ECLI:NL:TADRARL:2018:118 Raad van Discipline Arnhem-Leeuwarden 17-547

ECLI: ECLI:NL:TADRARL:2018:118
Datum uitspraak: 28-05-2018
Datum publicatie: 28-05-2018
Zaaknummer(s): 17-547
Onderwerp:
  • Zorg voor de cliënt, subonderwerp: Beleidsvrijheid
  • Zorg voor de cliënt, subonderwerp: Kwaliteit van de dienstverlening
  • Zorg voor de cliënt, subonderwerp: Kwaliteit van de dienstverlening
Beslissingen:
Inhoudsindicatie: Verzetbeslissing; verzet ongegrond.

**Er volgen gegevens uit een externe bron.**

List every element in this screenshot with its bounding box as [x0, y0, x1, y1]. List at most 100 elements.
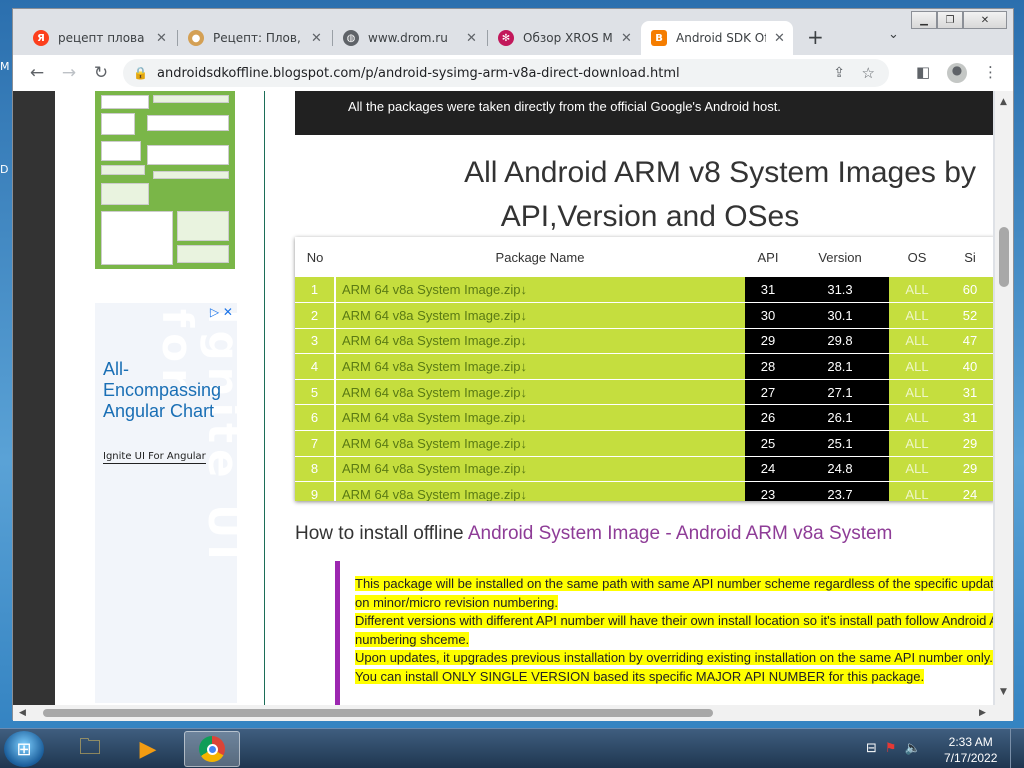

Beslissing van de Raad van Discipline in het ressort Arnhem-Leeuwarden

van 28 mei 2018

in de zaak 17-547

naar aanleiding van het verzet tegen de beslissing van de plaatsvervangend voorzitter van de Raad van Discipline van 4 september 2017 op de klacht van:

klager

tegen

verweerster

1.    VERLOOP VAN DE PROCEDURE

1.1    Bij brief van 26 januari 2017 heeft klager zich bij de deken van de Orde van Advocaten in het arrondissement Noord-Nederland beklaagd over verweerster.

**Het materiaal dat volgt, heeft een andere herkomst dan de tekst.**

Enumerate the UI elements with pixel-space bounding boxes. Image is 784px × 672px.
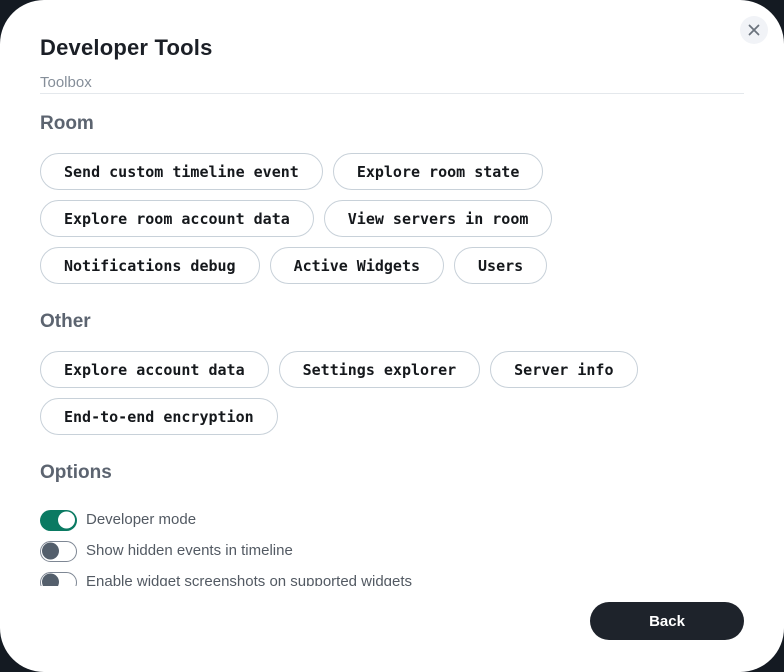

1.2    Bij brief aan de raad van 18 juli 2017 met kenmerk 2017 KNN028, door de raad ontvangen op 19 juli 2017, heeft de deken de klacht ter kennis van de raad gebracht.

1.3    Bij beslissing van 4 september 2017 heeft de plaatsvervangend voorzitter van de raad (hierna: de voorzitter) de klacht kennelijk ongegrond verklaard, welke beslissing op diezelfde datum is verzonden aan klager.

1.4    Bij brief van 28 september 2017, door de raad ontvangen op 2 oktober 2017, heeft klager verzet ingesteld tegen de beslissing van de voorzitter.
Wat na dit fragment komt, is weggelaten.